🤖 AI Summary
This study addresses the challenges of large-scale web accessibility remediation, where rule-based tools suffer from limited coverage and manual approaches incur high costs. It presents the first systematic evaluation of large language model (LLM) agents—exemplified by Kimi K2.5—in detecting and repairing accessibility issues, benchmarked against traditional rule-driven methods. Using F1 scores, structural validity checks, and API cost analysis, the work demonstrates that LLMs achieve strong performance in semantic understanding (F1=0.83) and initial repair attempts (F1=0.65), improving compliance on 80.2% of pages and reducing average violations from 3.98 to 1.7. However, only 26% of cases are fully resolved, and 30% of repairs introduce unintended structural changes.
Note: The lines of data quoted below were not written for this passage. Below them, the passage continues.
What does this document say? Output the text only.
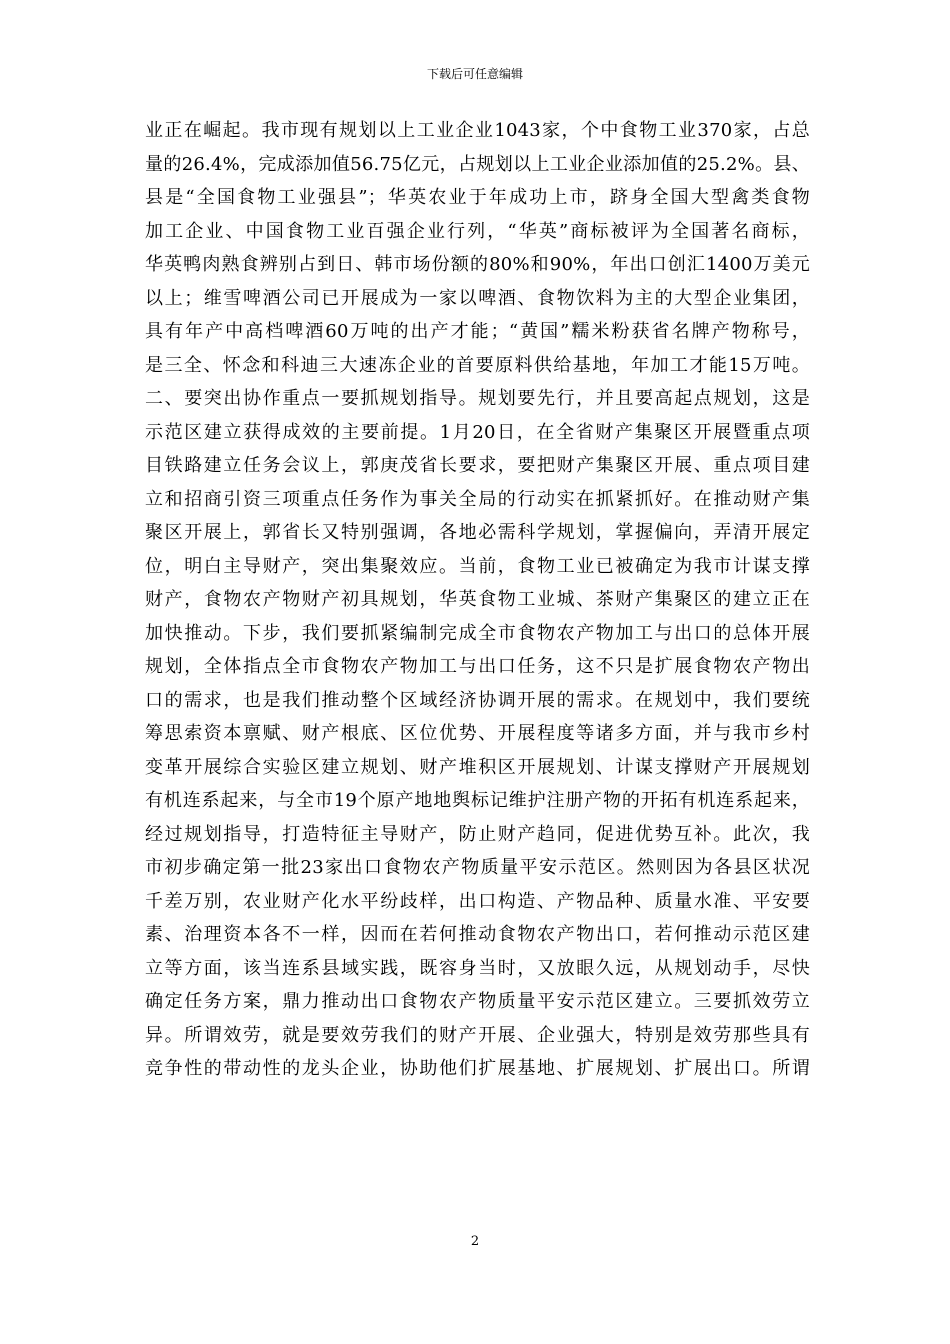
下载后可任意编辑
业正在崛起。我市现有规划以上工业企业1043家，个中食物工业370家，占总
量的26.4%，完成添加值56.75亿元，占规划以上工业企业添加值的25.2%。县、
县是“全国食物工业强县”；华英农业于年成功上市，跻身全国大型禽类食物
加工企业、中国食物工业百强企业行列，“华英”商标被评为全国著名商标，
华英鸭肉熟食辨别占到日、韩市场份额的80%和90%，年出口创汇1400万美元
以上；维雪啤酒公司已开展成为一家以啤酒、食物饮料为主的大型企业集团，
具有年产中高档啤酒60万吨的出产才能；“黄国”糯米粉获省名牌产物称号，
是三全、怀念和科迪三大速冻企业的首要原料供给基地，年加工才能15万吨。
二、要突出协作重点一要抓规划指导。规划要先行，并且要高起点规划，这是
示范区建立获得成效的主要前提。1月20日，在全省财产集聚区开展暨重点项
目铁路建立任务会议上，郭庚茂省长要求，要把财产集聚区开展、重点项目建
立和招商引资三项重点任务作为事关全局的行动实在抓紧抓好。在推动财产集
聚区开展上，郭省长又特别强调，各地必需科学规划，掌握偏向，弄清开展定
位，明白主导财产，突出集聚效应。当前，食物工业已被确定为我市计谋支撑
财产，食物农产物财产初具规划，华英食物工业城、茶财产集聚区的建立正在
加快推动。下步，我们要抓紧编制完成全市食物农产物加工与出口的总体开展
规划，全体指点全市食物农产物加工与出口任务，这不只是扩展食物农产物出
口的需求，也是我们推动整个区域经济协调开展的需求。在规划中，我们要统
筹思索资本禀赋、财产根底、区位优势、开展程度等诸多方面，并与我市乡村
变革开展综合实验区建立规划、财产堆积区开展规划、计谋支撑财产开展规划
有机连系起来，与全市19个原产地地舆标记维护注册产物的开拓有机连系起来，
经过规划指导，打造特征主导财产，防止财产趋同，促进优势互补。此次，我
市初步确定第一批23家出口食物农产物质量平安示范区。然则因为各县区状况
千差万别，农业财产化水平纷歧样，出口构造、产物品种、质量水准、平安要
素、治理资本各不一样，因而在若何推动食物农产物出口，若何推动示范区建
立等方面，该当连系县域实践，既容身当时，又放眼久远，从规划动手，尽快
确定任务方案，鼎力推动出口食物农产物质量平安示范区建立。三要抓效劳立
异。所谓效劳，就是要效劳我们的财产开展、企业强大，特别是效劳那些具有
竞争性的带动性的龙头企业，协助他们扩展基地、扩展规划、扩展出口。所谓
2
The findings highlight both the promise and limitations of LLMs, advocating for a hybrid remediation framework that integrates rule-based validation to ensure robustness and correctness.
📝 Abstract
Ensuring web accessibility at scale remains challenging because rule-based tools provide limited coverage while manual remediation is costly and error-prone. This paper evaluates large language model based agents, specifically Kimi K2.5, for automated accessibility detection and repair compared with rule-based approaches. For detection, the LLM achieves performance comparable to rule-based tools, with F1 around 0.65, strong semantic understanding with F1 of 0.83, but lower reliability for syntactic and layout-related violations. For remediation, LLM-generated fixes are syntactically valid in over 99.7 percent of cases and improve accessibility compliance in 80.2 percent of instances, reducing violations from 3.98 to 1.7 per file. However, fewer than 26 percent of cases are fully resolved, and about 30 percent of patches introduce structural changes. We also find that iterative agent-based refinement increases computational cost by 52 percent and API usage by 1.64 times without improving remediation outcomes. These findings indicate that while LLMs are effective for partial accessibility repair, they are insufficient for complete and reliable remediation. Scalable accessibility solutions require hybrid approaches that combine LLM capabilities with rule-based validation and constraint-aware correction mechanisms.